Borne told analysts that for Amedisys, the TLC deal “furthers our stated goal and strategic vision of becoming the leading provider of home-health nursing services throughout the United States.” As of June 30, Amedisys had 504 agencies in 35 states, and it continues to nibble away with other smaller deals.
The additions are expected to help push Amedisys past $1 billion in revenue. Despite the rocky stock market, company executives have stuck with a July 17 guidance update calling for full-year revenue of $1.1 billion to $1.15 billion (up from $1.05 billion to $1.1 billion), and earnings per share of $3 to $3.10 (up from $2.70-$2.80). Analysts polled by Thomson Reuters are looking for $3.11 in earnings, with revenue of $115.8 billion.

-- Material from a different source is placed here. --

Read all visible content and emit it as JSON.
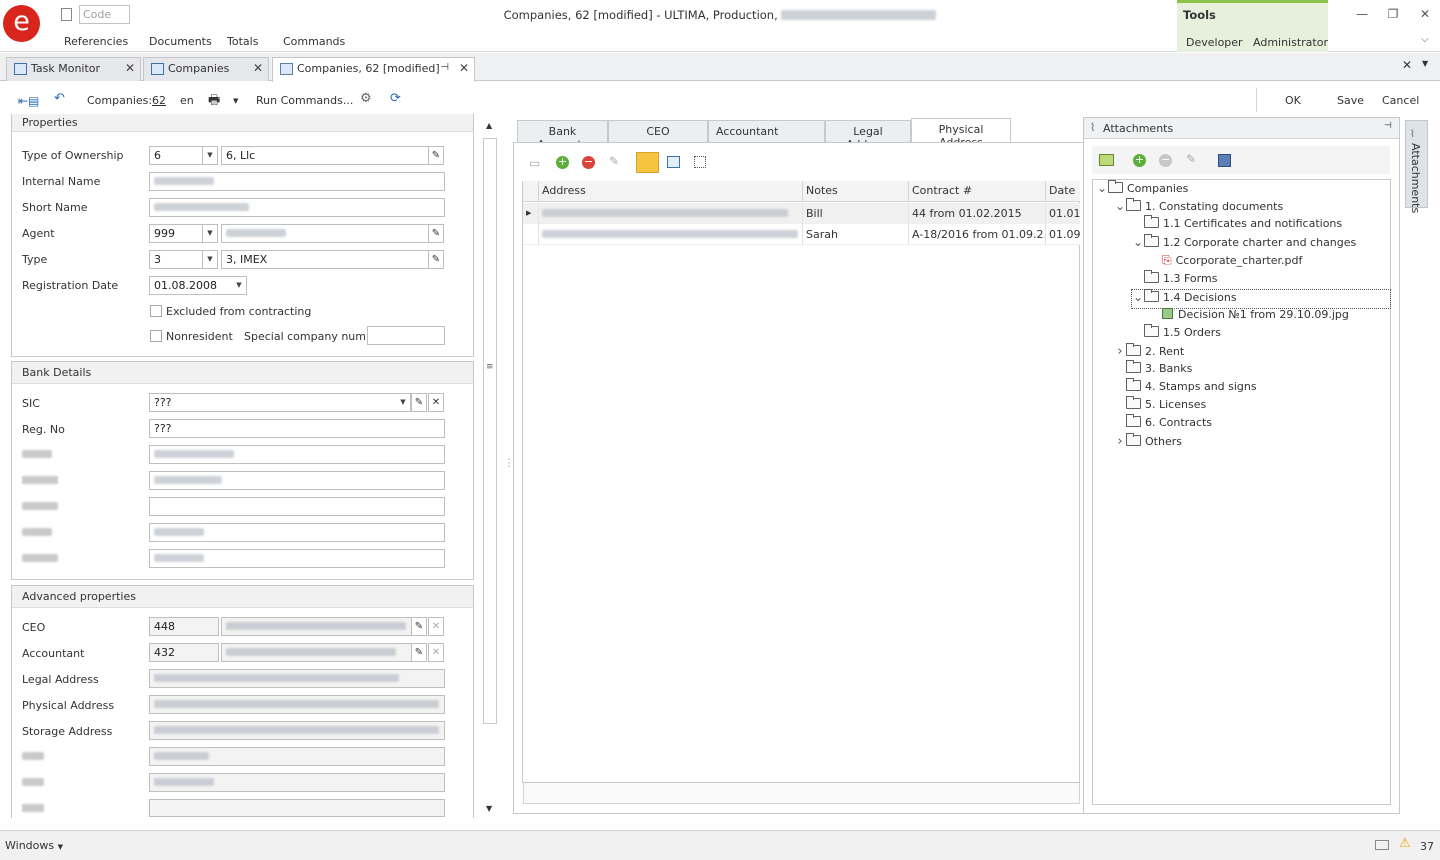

Shares of Amedisys climbed to historical highs this summer, hitting $67.98 on July 30, after the release of record mid-year results. The stock’s 52-week low of $36.18 came on March 17. Amedisys tumbled 18% on Aug. 12 after Citron Research issued a disparaging report about several corporate executives. Some analysts who cover Amedisys responded and discounted the report.
Changes to Medicare reimbursement rates could always negatively or positively impact health-care companies such as Amedisys. But with planned organic growth and its acquisitive nature, Amedisys appears poised to emerge as a national player in home-health care.